船に積んであった本からの情報や普通では扱えない力を持つことから自分が神である自覚はあった。
しかし、シャーリーのお仕置きは神である自分を確実に痛めつける事が可能なので出来る限り喰らいたくはない。
そうして入り口に向かうと兵士から「待て!!」と止められた。
サリトンは魔法都市のために魔法に関する職に就いているものは出入り自由である。
黒のとんがり帽子に緑のローブ、更に黒いマントを着けている自分が止められる謂れなど無いはずだがとシャーリーは思った。

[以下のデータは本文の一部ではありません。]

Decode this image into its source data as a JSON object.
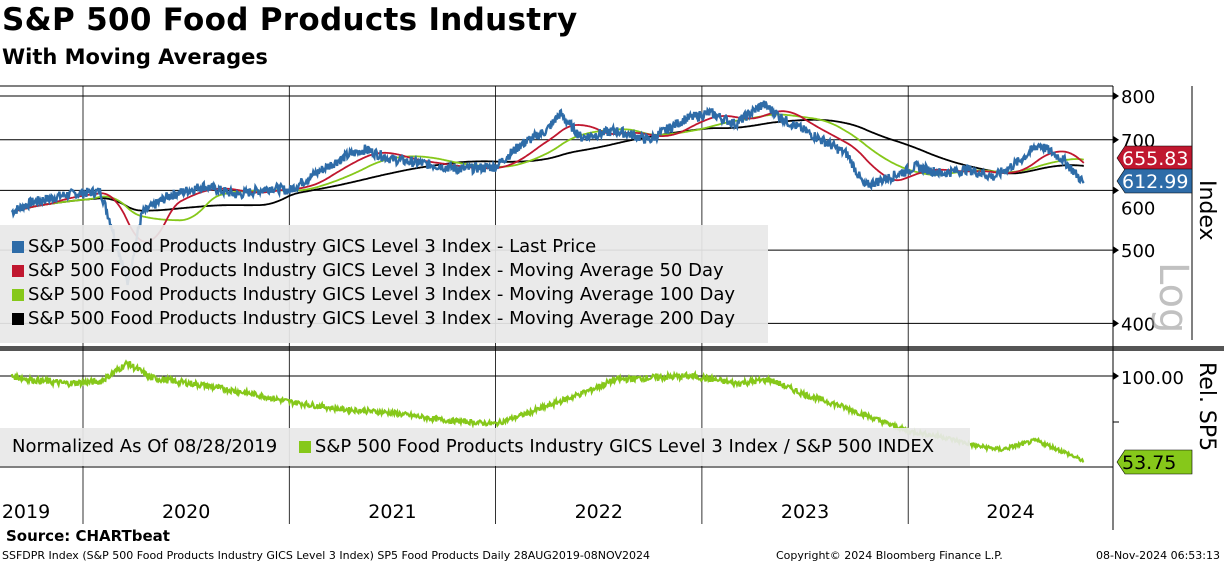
{
  "title": "S&P 500 Food Products Industry",
  "subtitle": "With Moving Averages",
  "source": "Source: CHARTbeat",
  "footer": {
    "left": "SSFDPR Index (S&P 500 Food Products Industry GICS Level 3 Index) SP5 Food Products  Daily 28AUG2019-08NOV2024",
    "center": "Copyright© 2024 Bloomberg Finance L.P.",
    "right": "08-Nov-2024 06:53:13"
  },
  "colors": {
    "price": "#2e6ca8",
    "ma50": "#c0172f",
    "ma100": "#86c81a",
    "ma200": "#000000",
    "rel": "#86c81a"
  },
  "chart_data": [
    {
      "type": "line",
      "title": "S&P 500 Food Products Industry",
      "ylabel": "Index",
      "yscale": "log",
      "watermark": "Log",
      "ylim": [
        380,
        820
      ],
      "yticks": [
        "800",
        "700",
        "600",
        "500",
        "400"
      ],
      "xticks": [
        "2019",
        "2020",
        "2021",
        "2022",
        "2023",
        "2024"
      ],
      "legend": [
        "S&P 500 Food Products Industry GICS Level 3 Index - Last Price",
        "S&P 500 Food Products Industry GICS Level 3 Index - Moving Average 50 Day",
        "S&P 500 Food Products Industry GICS Level 3 Index - Moving Average 100 Day",
        "S&P 500 Food Products Industry GICS Level 3 Index - Moving Average 200 Day"
      ],
      "legend_position": "bottom-left",
      "last_price_label": "612.99",
      "ma50_label": "655.83",
      "dates": [
        "2019-08-28",
        "2019-10-01",
        "2019-12-01",
        "2020-02-01",
        "2020-03-20",
        "2020-04-15",
        "2020-06-01",
        "2020-08-01",
        "2020-10-01",
        "2020-12-01",
        "2021-01-01",
        "2021-03-01",
        "2021-04-15",
        "2021-05-15",
        "2021-07-01",
        "2021-09-01",
        "2021-11-01",
        "2022-01-01",
        "2022-02-15",
        "2022-04-01",
        "2022-04-25",
        "2022-06-01",
        "2022-08-01",
        "2022-10-01",
        "2022-12-01",
        "2023-01-15",
        "2023-03-01",
        "2023-04-20",
        "2023-06-01",
        "2023-08-01",
        "2023-09-15",
        "2023-10-15",
        "2023-12-01",
        "2024-01-15",
        "2024-03-01",
        "2024-04-15",
        "2024-06-01",
        "2024-07-15",
        "2024-08-20",
        "2024-10-01",
        "2024-11-08"
      ],
      "price": [
        562,
        578,
        592,
        598,
        452,
        560,
        590,
        608,
        592,
        605,
        600,
        640,
        668,
        680,
        660,
        650,
        640,
        645,
        690,
        720,
        758,
        705,
        720,
        700,
        745,
        760,
        735,
        780,
        740,
        700,
        670,
        608,
        625,
        645,
        632,
        640,
        625,
        655,
        690,
        660,
        613
      ]
    },
    {
      "type": "line",
      "ylabel": "Rel. SP5",
      "annotation": "Normalized As Of 08/28/2019",
      "legend": [
        "S&P 500 Food Products Industry GICS Level 3 Index / S&P 500 INDEX"
      ],
      "ylim": [
        50,
        110
      ],
      "yticks": [
        "100.00"
      ],
      "last_label": "53.75",
      "dates": [
        "2019-08-28",
        "2019-10-01",
        "2019-12-01",
        "2020-02-01",
        "2020-03-20",
        "2020-05-01",
        "2020-08-01",
        "2020-11-01",
        "2021-01-01",
        "2021-04-01",
        "2021-07-01",
        "2021-10-01",
        "2022-01-01",
        "2022-03-01",
        "2022-06-15",
        "2022-08-01",
        "2022-10-01",
        "2022-12-15",
        "2023-03-01",
        "2023-05-01",
        "2023-07-01",
        "2023-09-01",
        "2023-11-01",
        "2024-01-01",
        "2024-03-01",
        "2024-05-01",
        "2024-06-15",
        "2024-08-15",
        "2024-10-01",
        "2024-11-08"
      ],
      "values": [
        100,
        98,
        96,
        97,
        107,
        99,
        95,
        90,
        86,
        82,
        80,
        76,
        74,
        80,
        92,
        98,
        99,
        100,
        96,
        98,
        90,
        84,
        77,
        70,
        67,
        62,
        60,
        65,
        59,
        53.75
      ]
    }
  ]
}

同時にノアの方を見て彼のせいで止められたのだろうと嘆息する。
やはり置いていった方がいいだろうかと思ったのだが、奥から現れた魔法使いらしいお爺さんがノアの肩をポンと叩く。
「君は前身から漲る魔力を感じるから通っていいよ。
そこの女性はそんな変装で誤魔化されと思ったかね?
本来は高位の武道家か何かなのだろう?
鍛え上げられた肉体を隠す事なく堂々としているのは見事だがね」
「いやぁ、それほどでも」
「お姉ちゃん、褒められてるけど違うから。
魔法使いじゃなくて武道家だろって言われてるから」
「むぅ……魔力を読み取れるなら分かるでしょ?
溢れんばかりの魔力が」
「いや、全然。
覇気は感じるが魔力は感じぬのう。
じゃからお主は武道家じゃろうと」
「お姉ちゃんはいま生命力とか体力とかそう言うオーラが強すぎて、カス程度にしか無い魔力は感じ取れないんだよ」
「なんと!
鍛え上げた肉体に真の実力を阻まれてしまったか!!」
「お姉ちゃん、物理は神を超えるのに魔法は並じゃないか……あ、そうだ!
魔法を使えば分かってくれるよ。
そうだよね、お爺さん?」
「論より証拠と言うからのう。
魔法を使えれば限りなく武道家よりの魔法使いと認めよう。
ここでは危ないからついてまいれ」
お爺さんに案内されて向かったのは門番達の訓練所であった。
あちこちに藁で作られた人形が置いてある。
「あの藁人形に向かって魔法を使えれば認めよう」
「お姉ちゃん頑張って!」
「らくしょー」
シャーリーはそう言って魔法を詠唱しようとする。
(久しぶりに魔法使うな〜魔力を集めて……ん?
私の魔力どこ?
なんか別の大きな力に邪魔されて分からない。
まぁ、詠唱すれば何とか……あれ?
呪文なんだっけ?)
己の強大すぎる生命力に阻まれて魔力を感知できない。
おまけに呪文も忘れてしまっていた。
(ど、どうしよう……そうだ!)
「何を棒立ちしておる。
やはり魔法使いというのは嘘か」
「今から火の魔法を使います……ふん!!」
シャーリーが手を前に突き出すと手から火炎が現れて一直線に藁人形に向かっていく。
「ば、バカな!?
魔力を感じさせぬ無詠唱魔法だと!!」
「更に風魔法……ふっ!!」
シャーリーが短く息を吐き出すと藁人形の頭が吹き飛んでいく。
「な、何という事だ。
このような大魔法は見た事がない。
数々の失礼な態度お許しください」
「分かればいい。
私たちはもう入っていいかしら?」
「もちろんです。
そして無礼を承知で頼みたい事がございますので後ほど魔術師ギルドに来てくだされ。
受付でダルダリオンに呼ばれたと言ってくださればお通し出来る様にしておきますので」
「分かった、任せて」
「ありがとうございます!!」
頭を下げてお礼を言うダルダリオンを背に上機嫌で街に入っていくシャーリー。
全ての種が分かっていたノアはその背中に冷たい視線を向けながら後についていった。